Am 11. Mai 2006 wurde er aufgrund des Verdachtes volksverhetzender Rede für drei Tage aus allen Sitzungen des Landtags ausgeschlossen, nachdem er in einem Debattenbeitrag zum Thema „Linke Gewalt am 1. Mai“ von „Sonderzügen“ gesprochen hatte, die man an manchen Tagen einsetzen müsse, wollte man jeden linksextremistischen Täter so abführen wie die beiden Potsdamer Verdächtigen im Fall Ermyas Mulugeta. Nach einem Zwischenruf von Linkspartei.PDS-Fraktionsführer Peter Porsch mit dem Hinweis, dass es schon einmal Sonderzüge gegeben habe, erwiderte Leichsenring, dass man sie sich manchmal wieder wünsche. Die Äußerung des rechtsextremen Politikers wurde als Befürwortung und Billigung der Deportationszüge in die NS-Konzentrationslager ausgelegt. Leichsenring dagegen erklärte später, er habe von Sonderzügen gesprochen, wie sie die Polizei in der Vergangenheit wiederholt bei unfriedlichen Demonstrationen eingesetzt hat. Er habe bei dem Wort „Sonderzug“ überhaupt keine Assoziation mit dem NS-Regime gehabt.

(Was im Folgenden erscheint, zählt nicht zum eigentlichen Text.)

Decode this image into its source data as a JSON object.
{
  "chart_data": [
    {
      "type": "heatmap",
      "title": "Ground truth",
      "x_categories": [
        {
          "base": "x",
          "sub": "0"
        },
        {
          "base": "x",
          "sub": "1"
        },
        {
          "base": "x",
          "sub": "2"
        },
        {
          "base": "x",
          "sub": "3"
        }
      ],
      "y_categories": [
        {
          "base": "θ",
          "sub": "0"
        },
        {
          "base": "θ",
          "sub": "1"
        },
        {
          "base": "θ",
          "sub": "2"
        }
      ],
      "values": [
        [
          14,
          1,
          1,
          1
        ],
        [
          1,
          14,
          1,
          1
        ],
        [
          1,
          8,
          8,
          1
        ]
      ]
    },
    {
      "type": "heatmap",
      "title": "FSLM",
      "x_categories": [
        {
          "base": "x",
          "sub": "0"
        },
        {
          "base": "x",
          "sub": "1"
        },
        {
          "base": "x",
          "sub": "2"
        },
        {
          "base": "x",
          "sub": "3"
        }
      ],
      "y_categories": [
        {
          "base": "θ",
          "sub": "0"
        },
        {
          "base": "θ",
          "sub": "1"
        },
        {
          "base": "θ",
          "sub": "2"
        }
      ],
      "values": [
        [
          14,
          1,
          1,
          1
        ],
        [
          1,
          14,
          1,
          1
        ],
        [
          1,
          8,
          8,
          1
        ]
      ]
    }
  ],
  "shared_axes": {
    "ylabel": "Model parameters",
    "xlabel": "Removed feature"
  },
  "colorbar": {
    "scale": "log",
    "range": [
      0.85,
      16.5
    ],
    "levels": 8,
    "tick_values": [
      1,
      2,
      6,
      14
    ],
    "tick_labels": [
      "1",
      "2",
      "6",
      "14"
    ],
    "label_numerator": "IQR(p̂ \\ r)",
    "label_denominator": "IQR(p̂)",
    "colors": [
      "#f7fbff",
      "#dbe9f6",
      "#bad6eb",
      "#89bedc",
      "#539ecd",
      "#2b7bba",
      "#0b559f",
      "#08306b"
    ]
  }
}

Der Verfassungsgerichtshof des Freistaates Sachsen erließ am 30. Mai 2006 auf Antrag Leichsenrings eine einstweilige Anordnung gegen den Präsidenten des Sächsischen Landtages, Leichsenring zur Plenarsitzung des Sächsischen Landtages am 21. Juni 2006 sowie zu den bis dahin stattfindenden Sitzungen der Ausschüsse, deren Mitglied er ist, zuzulassen. Die Entscheidung im Hauptsacheverfahren sollte einen Tag nach seinem Unfalltod erlassen werden. Ende September wurde das Verfahren wegen Todes des Antragstellers eingestellt.
Mitte Mai 2006 wurde Leichsenring im Plauener Vogtland-Anzeiger wie folgt zitiert: „Das Dritte Reich war eine Wohlfühldiktatur mit 95 Prozent Zustimmung.“ Leichsenring dazu: „Ich habe erklärt, dass das ‚Dritte Reich’ für mich eine abgeschlossene historische Epoche ist. Bewertungen über diese Zeit sollen diejenigen vornehmen, die davon etwas verstehen, vor allem natürlich die Historiker. Ein bekannter Vertreter seines Fachs, der aus der 68er Bewegung stammende Götz Aly, bezeichnete in seinem vielbeachteten Buch ‚Hitlers Volksstaat’ den Nationalsozialismus als ‚Wohlfühldiktatur’. Darauf bezog sich meine Äußerung im Interview mit dem ‚Vogtland-Anzeiger’.“ Im selben Interview bezeichnete er Gewalt von Skinheads gegen Fremde und Andersdenkende als „pubertierendes Männlichkeitsgehabe“. Zur systematischen Vernichtung der Juden während der Nazi-Diktatur sagte der stellvertretende NPD-Fraktionschef dem Blatt, er habe dazu keine Meinung.
Nach seinem Unfalltod ist an seiner Stelle René Despang als NPD-Abgeordneter in den Sächsischen Landtag nachgerückt. Neuer Parlamentarischer Geschäftsführer wurde Johannes Müller.